From research question RQ1 I asked if the FAIR Digital Object (FDO) concept was realisable using existing Web technology, which was explored by Chapter 2 and Chapter 3 and discussed in Section 6.1. The conclusion is that Web approaches can practically achieve FDO goals, by combining existing standards. However FAIR practitioners cannot simply equate Semantic Web with FDO, but need to also ensure sufficient constraints to guarantee navigational machine-actionability, balanced against developer usability and extensibility.

For research question RQ2 I endevour further on the challenge mentioned above: Chapter 4 introduced RO-Crate as such a pragmatic and normative approach that has been implemented by multiple open source developers for a wide range of applications.

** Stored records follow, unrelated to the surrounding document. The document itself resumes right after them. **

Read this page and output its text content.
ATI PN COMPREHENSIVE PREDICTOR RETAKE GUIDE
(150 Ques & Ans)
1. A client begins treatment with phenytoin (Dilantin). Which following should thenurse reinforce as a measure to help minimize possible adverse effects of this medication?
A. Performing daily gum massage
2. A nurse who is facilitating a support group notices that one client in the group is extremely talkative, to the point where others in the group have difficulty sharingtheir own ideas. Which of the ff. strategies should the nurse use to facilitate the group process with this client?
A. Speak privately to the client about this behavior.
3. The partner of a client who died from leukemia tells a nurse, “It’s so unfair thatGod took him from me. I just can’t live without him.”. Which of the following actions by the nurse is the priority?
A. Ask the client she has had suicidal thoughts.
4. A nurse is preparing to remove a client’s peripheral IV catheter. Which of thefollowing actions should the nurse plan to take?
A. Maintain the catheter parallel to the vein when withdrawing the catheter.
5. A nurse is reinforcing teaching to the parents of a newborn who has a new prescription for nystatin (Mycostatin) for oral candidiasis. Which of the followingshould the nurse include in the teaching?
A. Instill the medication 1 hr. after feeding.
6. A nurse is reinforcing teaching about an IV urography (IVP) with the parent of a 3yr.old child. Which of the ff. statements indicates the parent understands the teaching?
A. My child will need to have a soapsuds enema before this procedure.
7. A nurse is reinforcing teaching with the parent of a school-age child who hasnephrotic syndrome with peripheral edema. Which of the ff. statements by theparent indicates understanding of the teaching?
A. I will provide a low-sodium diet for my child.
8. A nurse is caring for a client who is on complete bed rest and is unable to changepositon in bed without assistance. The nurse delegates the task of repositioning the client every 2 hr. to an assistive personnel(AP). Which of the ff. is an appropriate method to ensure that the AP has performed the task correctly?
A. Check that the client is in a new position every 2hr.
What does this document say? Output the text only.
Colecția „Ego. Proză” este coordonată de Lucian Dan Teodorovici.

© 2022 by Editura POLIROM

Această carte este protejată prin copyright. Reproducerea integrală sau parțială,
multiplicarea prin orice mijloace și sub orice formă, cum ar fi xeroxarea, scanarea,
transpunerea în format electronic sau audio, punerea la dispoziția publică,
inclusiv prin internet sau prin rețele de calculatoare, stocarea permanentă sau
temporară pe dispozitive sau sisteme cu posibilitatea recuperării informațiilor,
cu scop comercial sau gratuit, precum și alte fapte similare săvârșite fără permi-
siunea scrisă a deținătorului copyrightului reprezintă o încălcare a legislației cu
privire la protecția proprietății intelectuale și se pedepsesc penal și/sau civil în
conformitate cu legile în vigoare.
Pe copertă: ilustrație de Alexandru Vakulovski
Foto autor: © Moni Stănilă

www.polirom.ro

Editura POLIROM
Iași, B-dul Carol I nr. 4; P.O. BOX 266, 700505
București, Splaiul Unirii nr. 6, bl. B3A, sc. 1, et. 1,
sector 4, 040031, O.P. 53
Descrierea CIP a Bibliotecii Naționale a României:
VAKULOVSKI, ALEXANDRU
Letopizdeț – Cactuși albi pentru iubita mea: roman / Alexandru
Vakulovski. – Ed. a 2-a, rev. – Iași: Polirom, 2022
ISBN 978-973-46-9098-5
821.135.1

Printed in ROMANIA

As discussed in Section 6.1, to build a reliable and extensible FDO ecosystem, the lightweight recommendations of RO-Crate needs to be combined with community-developed profiles which provide validation and tailored user interfaces. RO-Crate has been implemented by a wide range of Research Software, showing the learning curve for Linked Data can be reduced by use of common example-driven profiles and open collaborations.+

In answer to the final research question RQ3, chapter 5 covered different aspects, by proposing research software wrapped as canonical workflow building blocks, incrementally building FDOs from a workflow system, and recording workflow execution provenance. All of these have in common that they are implemented using RO-Crate and compatible with the other approaches from chapter 4, e.g. for visualisation and editing. For workflow provenance, Section 5.4 introduced the Workflow Run Crate profiles (WRROC). These were implemented by six different workflow management systems (WfMS), with maturing tooling and practical use cases that showcase how different developers (many not familiar with Semantic Web technologies) can adopt an interoperable approach to FDOs using pragmatic guidance to Linked Data.

From the considerations of this thesis I therefore conclude that FAIR Digital Objects with computational methods can be achieved using Web-based technologies, and can be implemented by Research Software Engineers across research domains without detailed training or experience with Linked Data technologies. This is promising for realising the full potential of digitally supported research with machine-actionable reproducible scholarly outputs.